Metro Louisville United Way coordinator Tonya Schweitzer registers volunteers Jerry Douglas, left, and Chris Mills for cleanup work in Henryville, Ind.

Photo by C.E. Branham/News and Tribune, Jeffersonville, Ind.
Herald Staff Report

Efforts to launch a cleanup operation in the small Indiana community that was devastated by an EF-4 tornado last Friday, were temporarily set back by a overnight snowstorm.

About four inches of snow covered the landscape that was torn apart by winds that may have reached more than 160 miles per hour.

The snow covered roads and left it slippery and dangerous for townspeople to begin the process of checking their damaged homes or cleaning up a huge mess that was left following the storm.

In all 13 Indiana residents and 39 over a five-state area died.

Further disappointment was shared across the region when Kosair’s Children Hospital in nearby Louisville, Ky., said that the 15-month-old "miracle survivor" died Sunday when she was she taken off life support.

The 15-month old-girl, Angel Babcock, had been scooped up by the tornado and dropped in a nearby Indiana field, where she was found and taken to a hospital.
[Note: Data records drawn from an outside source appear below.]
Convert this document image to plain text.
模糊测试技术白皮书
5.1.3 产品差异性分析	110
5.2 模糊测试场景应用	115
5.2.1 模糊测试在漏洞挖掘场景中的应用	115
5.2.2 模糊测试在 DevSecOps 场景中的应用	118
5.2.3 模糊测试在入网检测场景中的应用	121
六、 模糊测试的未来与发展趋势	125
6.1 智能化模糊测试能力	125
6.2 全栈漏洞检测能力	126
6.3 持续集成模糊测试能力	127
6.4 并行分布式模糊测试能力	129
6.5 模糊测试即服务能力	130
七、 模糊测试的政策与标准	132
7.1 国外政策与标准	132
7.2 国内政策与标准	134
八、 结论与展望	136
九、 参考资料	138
Her parents and two siblings where killed by the storm’s fury.

The child’s grandmother and other relatives made the hard decision when medical staff said their was nothing more they could do.

Warmer weather and clearer skies are predicted by mid-week and a small army of volunteers is mobilizing to help Henryville and other areas begin rebuilding their lives.
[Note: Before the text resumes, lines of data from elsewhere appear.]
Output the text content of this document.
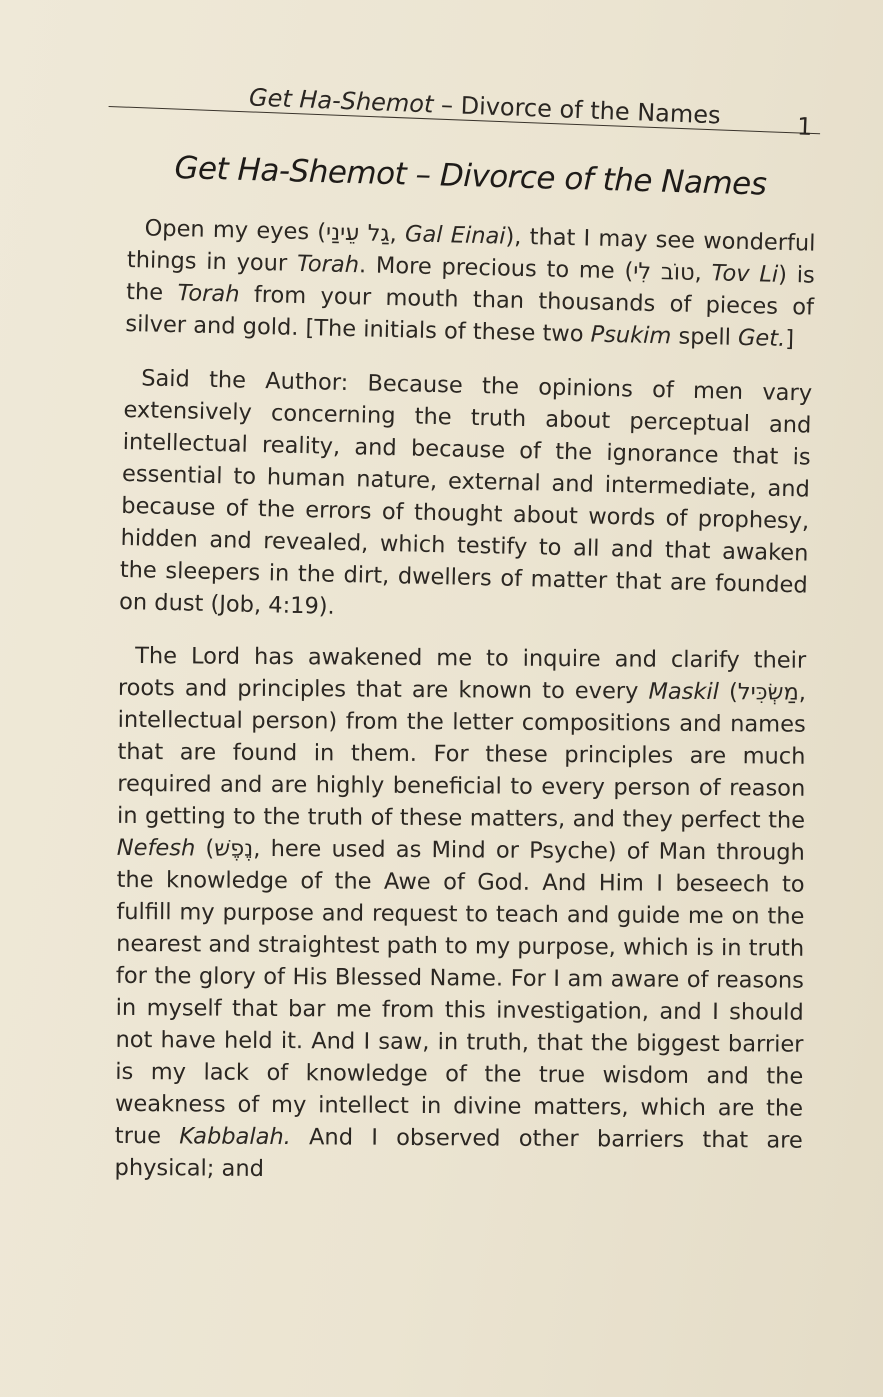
Get Ha-Shemot – Divorce of the Names	1
Get Ha-Shemot – Divorce of the Names

Open my eyes (גַל עֵינַי, Gal Einai), that I may see wonderful things in your Torah. More precious to me (טוֹב לִי, Tov Li) is the Torah from your mouth than thousands of pieces of silver and gold. [The initials of these two Psukim spell Get.]

Said the Author: Because the opinions of men vary extensively concerning the truth about perceptual and intellectual reality, and because of the ignorance that is essential to human nature, external and intermediate, and because of the errors of thought about words of prophesy, hidden and revealed, which testify to all and that awaken the sleepers in the dirt, dwellers of matter that are founded on dust (Job, 4:19).

The Lord has awakened me to inquire and clarify their roots and principles that are known to every Maskil (מַשְׂכִּיל, intellectual person) from the letter compositions and names that are found in them. For these principles are much required and are highly beneficial to every person of reason in getting to the truth of these matters, and they perfect the Nefesh (נֶפֶשׁ, here used as Mind or Psyche) of Man through the knowledge of the Awe of God. And Him I beseech to fulfill my purpose and request to teach and guide me on the nearest and straightest path to my purpose, which is in truth for the glory of His Blessed Name. For I am aware of reasons in myself that bar me from this investigation, and I should not have held it. And I saw, in truth, that the biggest barrier is my lack of knowledge of the true wisdom and the weakness of my intellect in divine matters, which are the true Kabbalah. And I observed other barriers that are physical; and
Joe Tolan, chief executive officer of the Metro United Way in Louisville, said hundreds of “able-bodied” people are needed for a wide range of physical tasks, from picking up debris scattered across miles of countryside to burying dead animals that were victims of the storms.

“The challenge now is getting that volunteer spirit organized,” said Tolan. “We’ve had an outpouring of people who want to help.”

Tolan said there is a need for people with specific building and construction skills, but also for people who can do the simple but strenuous work of picking up trash.

“You just need to be an able-bodied person capable of doing physical labor,” Tolan said.

Henryville students, who would have been on a two-hour delay Monday morning because of the snow if it hadn’t been for the tornado, are scheduled to return to school next week when alternative classroom plans are developed.


Details for this story were provided by the News and Tribune and CNHI Indiana Capital reporter Maureen Hayden.